Federal Labor Relations Authority
Office of the Solicitor
Closed Court Litigation
Nat'l Fed'n of Fed. Employees v. United States Dep't of the Interior, 526 U.S. 86 (1999), reviewing United States Dep't of the Interior v. FLRA , 132 F.3d 157 (4th Cir. 1997).
The Supreme Court remanded the Fourth Circuit's decision in which the Fourth Circuit held that the Agency had no obligation to bargain endterm over a collective bargaining agreement provision to permit negotiations over Union-initiated midterm proposals. Regarding the issue of midterm bargaining, the Supreme Court concluded that the Authority's interpretation of the Statute is entitled to deference and vacated the Fourth Circuit's decision in United States Dep't of the Interior v. FLRA, 132 F.3d 157 (4th Cir. 1997), that an agency is not obligated to bargain over a proposal, offered during term negotiations, that would require it to engage in union-initiated midterm bargaining. The Court rejected the Fourth Circuit's premise that the Statute imposes no obligation on Federal agencies to bargain midterm and held that the Statute was "sufficiently ambiguous" as to require deference to the Authority's interpretation. The Court stated that it was up to the Authority to determine "whether, when, where, and what sort of midterm bargaining is required." The Court remanded the case to the Fourth Circuit, which, in turn, remanded the case to the Authority for proceedings consistent with the opinion of the Supreme Court.
NASA v. FLRA, 527 U.S. 229 (1999), reviewing FLRA v. Nat'l Aeronautics and Space Admin., Washington, D.C., 120 F.3d 1208 (11th Cir. 1997).
The Supreme Court affirmed the Authority's (50 FLRA 601 (1995)) and the Eleventh Circuit's decisions (FLRA v. Nat'l Aeronautics and Space Admin., Washington, D.C., 120 F.3d 1208 (11th Cir. 1997)) that an Office of the Inspector General (OIG) investigator is a "representative of the agency" when examining a bargaining unit employee who reasonably fears that discipline might result from the examination. Relying on the language of the Statute and the Authority's interpretation in 50 FLRA 601, the Court rejected NASA's argument that "representative" is limited to the entity that collectively bargains with the union. The Court also held that the Authority's decision is consistent with the Inspector General Act, which provides that an agency's OIG investigators are "employed by, act on behalf of, and operate for the benefit of" that agency.

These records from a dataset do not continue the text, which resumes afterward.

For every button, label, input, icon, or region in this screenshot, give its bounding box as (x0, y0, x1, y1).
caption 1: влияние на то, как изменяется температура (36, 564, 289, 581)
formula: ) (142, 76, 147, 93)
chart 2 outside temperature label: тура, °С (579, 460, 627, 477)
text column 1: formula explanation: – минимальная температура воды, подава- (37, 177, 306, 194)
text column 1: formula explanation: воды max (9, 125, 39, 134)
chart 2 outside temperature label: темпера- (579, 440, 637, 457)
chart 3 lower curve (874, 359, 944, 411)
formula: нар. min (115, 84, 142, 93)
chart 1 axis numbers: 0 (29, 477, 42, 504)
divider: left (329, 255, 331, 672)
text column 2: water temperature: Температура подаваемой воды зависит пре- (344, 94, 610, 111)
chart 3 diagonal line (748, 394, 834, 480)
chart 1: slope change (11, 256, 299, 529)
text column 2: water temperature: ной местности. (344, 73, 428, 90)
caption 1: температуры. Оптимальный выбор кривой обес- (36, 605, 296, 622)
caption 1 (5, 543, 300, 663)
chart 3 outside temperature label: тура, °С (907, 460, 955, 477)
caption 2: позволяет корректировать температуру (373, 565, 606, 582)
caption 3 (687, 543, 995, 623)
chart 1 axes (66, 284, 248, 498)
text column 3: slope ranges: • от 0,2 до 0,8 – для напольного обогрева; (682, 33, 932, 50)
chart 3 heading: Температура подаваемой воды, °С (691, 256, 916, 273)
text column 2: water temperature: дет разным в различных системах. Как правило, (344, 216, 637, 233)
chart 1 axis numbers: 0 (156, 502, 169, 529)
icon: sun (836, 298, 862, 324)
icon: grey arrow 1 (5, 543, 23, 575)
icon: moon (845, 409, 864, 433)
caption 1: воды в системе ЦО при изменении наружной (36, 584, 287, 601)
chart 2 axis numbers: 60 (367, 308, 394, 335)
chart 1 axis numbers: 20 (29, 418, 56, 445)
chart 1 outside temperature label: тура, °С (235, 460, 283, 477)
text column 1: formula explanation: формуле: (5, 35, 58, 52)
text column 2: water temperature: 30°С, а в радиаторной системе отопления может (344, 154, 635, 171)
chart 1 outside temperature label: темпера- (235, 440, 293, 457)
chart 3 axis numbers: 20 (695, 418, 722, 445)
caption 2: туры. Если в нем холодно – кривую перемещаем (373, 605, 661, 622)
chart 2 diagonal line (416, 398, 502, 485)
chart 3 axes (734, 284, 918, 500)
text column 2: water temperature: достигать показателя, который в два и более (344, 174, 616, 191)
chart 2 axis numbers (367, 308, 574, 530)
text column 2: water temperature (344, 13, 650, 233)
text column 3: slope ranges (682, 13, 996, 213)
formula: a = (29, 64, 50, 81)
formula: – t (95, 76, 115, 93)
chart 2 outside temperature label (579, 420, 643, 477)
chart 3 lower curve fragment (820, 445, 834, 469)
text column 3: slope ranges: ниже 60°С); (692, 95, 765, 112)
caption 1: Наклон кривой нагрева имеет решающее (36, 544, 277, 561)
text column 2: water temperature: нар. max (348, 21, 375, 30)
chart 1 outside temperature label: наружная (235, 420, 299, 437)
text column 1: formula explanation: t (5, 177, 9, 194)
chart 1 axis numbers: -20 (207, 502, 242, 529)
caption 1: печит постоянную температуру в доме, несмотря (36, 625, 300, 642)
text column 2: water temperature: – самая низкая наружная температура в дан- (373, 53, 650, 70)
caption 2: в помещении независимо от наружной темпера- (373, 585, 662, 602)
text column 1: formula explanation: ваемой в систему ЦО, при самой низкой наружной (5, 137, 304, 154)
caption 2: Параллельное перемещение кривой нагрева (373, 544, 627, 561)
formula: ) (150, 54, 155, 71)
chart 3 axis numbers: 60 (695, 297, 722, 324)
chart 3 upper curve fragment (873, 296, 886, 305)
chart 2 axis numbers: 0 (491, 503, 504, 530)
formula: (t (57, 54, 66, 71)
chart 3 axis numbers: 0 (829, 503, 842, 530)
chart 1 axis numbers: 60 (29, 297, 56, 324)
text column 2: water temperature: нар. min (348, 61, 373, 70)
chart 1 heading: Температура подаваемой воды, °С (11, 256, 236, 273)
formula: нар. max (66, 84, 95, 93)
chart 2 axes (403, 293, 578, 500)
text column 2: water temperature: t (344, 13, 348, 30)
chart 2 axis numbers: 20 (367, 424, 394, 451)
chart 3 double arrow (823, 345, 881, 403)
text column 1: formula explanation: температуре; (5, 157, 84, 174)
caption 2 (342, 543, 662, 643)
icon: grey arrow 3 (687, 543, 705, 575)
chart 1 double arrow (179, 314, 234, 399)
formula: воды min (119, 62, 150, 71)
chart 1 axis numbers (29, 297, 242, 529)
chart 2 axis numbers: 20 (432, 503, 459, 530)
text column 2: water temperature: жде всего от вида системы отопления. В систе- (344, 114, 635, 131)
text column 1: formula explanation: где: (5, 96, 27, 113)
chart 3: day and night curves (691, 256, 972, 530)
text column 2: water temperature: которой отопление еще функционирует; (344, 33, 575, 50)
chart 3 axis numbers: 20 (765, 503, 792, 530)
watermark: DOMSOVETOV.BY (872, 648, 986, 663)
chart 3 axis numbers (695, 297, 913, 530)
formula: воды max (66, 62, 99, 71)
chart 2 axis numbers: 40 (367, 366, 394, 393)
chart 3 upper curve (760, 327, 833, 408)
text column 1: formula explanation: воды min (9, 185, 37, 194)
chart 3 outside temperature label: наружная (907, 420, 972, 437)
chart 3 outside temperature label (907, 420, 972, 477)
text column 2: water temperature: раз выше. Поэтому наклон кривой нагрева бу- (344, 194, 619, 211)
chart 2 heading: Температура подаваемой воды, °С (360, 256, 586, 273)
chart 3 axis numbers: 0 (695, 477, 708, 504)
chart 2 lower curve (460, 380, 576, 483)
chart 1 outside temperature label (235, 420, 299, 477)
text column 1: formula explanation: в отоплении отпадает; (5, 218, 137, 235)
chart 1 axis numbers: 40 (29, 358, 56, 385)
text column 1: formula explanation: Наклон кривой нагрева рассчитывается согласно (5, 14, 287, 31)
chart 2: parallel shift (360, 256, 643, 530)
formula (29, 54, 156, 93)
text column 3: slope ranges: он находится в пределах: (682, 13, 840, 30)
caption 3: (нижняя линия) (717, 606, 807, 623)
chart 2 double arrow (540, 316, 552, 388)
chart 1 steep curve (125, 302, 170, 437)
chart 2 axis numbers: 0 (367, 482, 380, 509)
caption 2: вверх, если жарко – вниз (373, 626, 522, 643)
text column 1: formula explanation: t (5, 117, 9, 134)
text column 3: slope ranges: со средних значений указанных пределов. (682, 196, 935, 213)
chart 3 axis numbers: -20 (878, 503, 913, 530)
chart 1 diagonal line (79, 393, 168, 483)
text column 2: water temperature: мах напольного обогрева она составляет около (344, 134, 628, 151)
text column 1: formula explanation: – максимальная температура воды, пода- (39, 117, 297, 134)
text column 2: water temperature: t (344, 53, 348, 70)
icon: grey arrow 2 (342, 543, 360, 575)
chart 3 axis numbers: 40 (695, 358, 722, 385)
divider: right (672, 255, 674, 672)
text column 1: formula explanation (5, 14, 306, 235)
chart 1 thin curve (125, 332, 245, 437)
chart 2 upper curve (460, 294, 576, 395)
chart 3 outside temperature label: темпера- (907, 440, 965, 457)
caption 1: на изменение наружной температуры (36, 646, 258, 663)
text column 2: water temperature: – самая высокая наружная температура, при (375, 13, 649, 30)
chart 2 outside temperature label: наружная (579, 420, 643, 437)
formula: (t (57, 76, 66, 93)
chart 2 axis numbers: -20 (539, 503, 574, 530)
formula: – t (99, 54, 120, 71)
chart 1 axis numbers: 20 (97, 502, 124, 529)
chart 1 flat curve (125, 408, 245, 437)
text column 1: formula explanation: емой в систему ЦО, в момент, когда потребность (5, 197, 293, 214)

The Supreme Court granted the Authority's petition for certiorari and vacated the Second Circuit's denial of summary enforcement of an Authority decision that found that the Agency had violated its employees' rights under section 7114(a)(2)(B) of the Statute. The Court directed the Second Circuit to reconsider its ruling in light of the Court's recent decision in NASA v. FLRA, 527 U.S. 229 (1999).
Dep't of Defense v. FLRA, 510 U.S. 487 (1994), 114 S. Ct. 1006 (1994), (involving 37 FLRA 652 (1990) and 37 FLRA 930 (1990)).
The Supreme Court overturned Authority rulings on the release of employee home addresses and held that the Privacy Act prevents disclosure of home addresses to collective bargaining representatives who had requested the information under the Statute. The Court had granted review of a Fifth Circuit decision (975 F.2d 1105 (5th Cir. 1992)) enforcing Authority disclosure orders. The Court ruled that the Privacy Act's bar applied because disclosure was not required under Exemption 6 of the Freedom of Information Act (FOIA), which exempts from disclosure personnel files "the disclosure of which would constitute a clearly unwarranted invasion of personal privacy." The Court held that under Dep't of Justice v. Reporters Comm. for the Freedom of Press, 489 U.S. 749 (1989), the only public interest to be balanced against the employees' privacy interest in keeping their home addresses private is the extent to which the FOIA's central purpose of opening agency action to public scrutiny would be served by disclosure.